At the same time, I saw, more clearly than ever before, the side of myself that was filled with light, & that was suddenly unafraid of facing whatever life had to offer. The side that was filled with belief that all would work out in the end. The side that refused to give up my trust in people, no matter how many of them disappointed me or stabbed me mercilessly in the back. The side that refused to quit. The side that looked into the mirror, & saw the shadow of One beside me that is limitless, perfect, & immortal, & who would help me get through it all. The side that had to allow the angels to help me when I was unable to help myself.
Two sides of one soul were open, exposed & bare for the whole world to see simultaneously. I also saw sides of people that I wish I never knew existed because they were so heartless, mean & uncaring. I saw sides of people that I never knew could exist in earthly form, because they were so very good, selfless, & caring. I realized that all people have the capacity to hate. I realized that all people have the capacity to love.
It’s not often that a person is forced to take such an intimate, introspective look at oneself, or at those around them. I know that I strove to reach out & help those around me that I perceived were in need of comforting. But I also know that there were times that I was so involved with just trying to survive the day that I may have overlooked someone that needed me, & for that I am truly sorry. I learned, too, though, that there is only so much that a human being can do in one day, & in one life time, & that the best thing one can do is to hope that, in the end, the reconciliation of the two sides of oneself will result in something that is positively noteworthy. Just as the two cities in Dicken’s tale struggles with oppression & hatred versus love & family, I think that each person has those same struggles. Hopefully, we will surround ourselves with those who are focused on the latter, rather than the former, mindful though, that, even the best of people will at times present their worst selves.

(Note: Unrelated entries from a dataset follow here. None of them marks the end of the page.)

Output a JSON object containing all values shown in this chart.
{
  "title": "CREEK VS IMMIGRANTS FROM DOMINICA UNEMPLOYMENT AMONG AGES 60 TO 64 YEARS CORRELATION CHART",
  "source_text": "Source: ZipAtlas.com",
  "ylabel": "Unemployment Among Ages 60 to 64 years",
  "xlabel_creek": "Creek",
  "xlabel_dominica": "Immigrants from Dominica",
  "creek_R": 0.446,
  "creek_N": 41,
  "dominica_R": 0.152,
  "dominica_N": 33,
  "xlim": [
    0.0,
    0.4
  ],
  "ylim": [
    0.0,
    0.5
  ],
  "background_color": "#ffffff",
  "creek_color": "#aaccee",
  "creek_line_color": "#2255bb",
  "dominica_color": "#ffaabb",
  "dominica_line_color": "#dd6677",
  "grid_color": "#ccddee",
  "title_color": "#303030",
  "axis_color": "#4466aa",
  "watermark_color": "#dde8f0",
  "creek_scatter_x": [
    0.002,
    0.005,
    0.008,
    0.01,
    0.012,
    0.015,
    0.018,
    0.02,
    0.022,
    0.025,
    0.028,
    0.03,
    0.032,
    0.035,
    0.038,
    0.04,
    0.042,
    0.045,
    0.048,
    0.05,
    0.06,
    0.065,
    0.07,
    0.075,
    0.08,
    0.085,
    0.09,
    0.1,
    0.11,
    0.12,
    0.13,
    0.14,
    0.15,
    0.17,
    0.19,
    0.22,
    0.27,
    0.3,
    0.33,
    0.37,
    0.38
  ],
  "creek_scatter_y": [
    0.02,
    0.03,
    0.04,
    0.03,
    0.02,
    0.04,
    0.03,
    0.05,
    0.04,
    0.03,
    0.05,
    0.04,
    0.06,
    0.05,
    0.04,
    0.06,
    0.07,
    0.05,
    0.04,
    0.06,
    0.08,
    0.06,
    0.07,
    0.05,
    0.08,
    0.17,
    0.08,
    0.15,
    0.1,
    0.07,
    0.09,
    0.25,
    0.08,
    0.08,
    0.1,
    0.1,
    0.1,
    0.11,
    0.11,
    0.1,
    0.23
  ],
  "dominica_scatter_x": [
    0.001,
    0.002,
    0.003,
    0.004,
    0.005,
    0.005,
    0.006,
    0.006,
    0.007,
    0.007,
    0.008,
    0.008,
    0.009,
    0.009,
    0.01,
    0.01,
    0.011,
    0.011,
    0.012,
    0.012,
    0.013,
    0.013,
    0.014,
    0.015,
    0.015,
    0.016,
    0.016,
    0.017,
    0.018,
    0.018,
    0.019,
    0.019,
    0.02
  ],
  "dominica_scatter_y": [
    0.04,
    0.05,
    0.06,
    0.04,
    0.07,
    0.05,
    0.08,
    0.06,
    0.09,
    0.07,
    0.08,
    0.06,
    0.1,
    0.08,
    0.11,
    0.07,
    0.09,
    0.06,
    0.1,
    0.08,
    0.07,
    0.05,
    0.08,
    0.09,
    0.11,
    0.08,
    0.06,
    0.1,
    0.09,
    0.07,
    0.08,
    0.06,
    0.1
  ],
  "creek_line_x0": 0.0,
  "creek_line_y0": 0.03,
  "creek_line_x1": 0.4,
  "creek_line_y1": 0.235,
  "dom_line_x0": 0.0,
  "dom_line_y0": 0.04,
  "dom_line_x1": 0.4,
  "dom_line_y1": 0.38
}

At the end of 2012, I pray that, in the coming year, I will see more of the good, & less of the bad in people. I pray that I will see only the optimistic side of life. I pray that I will always have time to lend that helping hand. I pray that I will present only that good, light, & honorable side of myself to other people, & to myself as well. I pray for freedom over oppression. I pray for love over hate.
I give thanks for all of the new friends that I made in 2012. I give thanks for the lessons learned this past year. I give thanks that I survived the worst of times. I give thanks that I did not break. I give thanks for the many blessings, both personal & professional, that were found in the middle of the hottest of flames. I give thanks for all of the laughter that I shared with people this past year – I do believe that, despite it all, the laughs somehow miraculously exceeded the tears in 2012. I give thanks for the forgiveness that I feel toward those that meant me ill will. I give thanks for the acts of kindness that were bestowed upon me.
I give thanks for the opportunity to write these words, & I pray that they may encourage someone that is going through their own “worst of times.” Keep the faith: alongside the worst of times, can often be found the best of times, as well. You, dear reader, also have two sides of yourself, & in the darkest hours, you have only to look toward the side of yourself that possesses the good, for it is that side that will light your way to the end of the tunnel, where you will find hope waiting!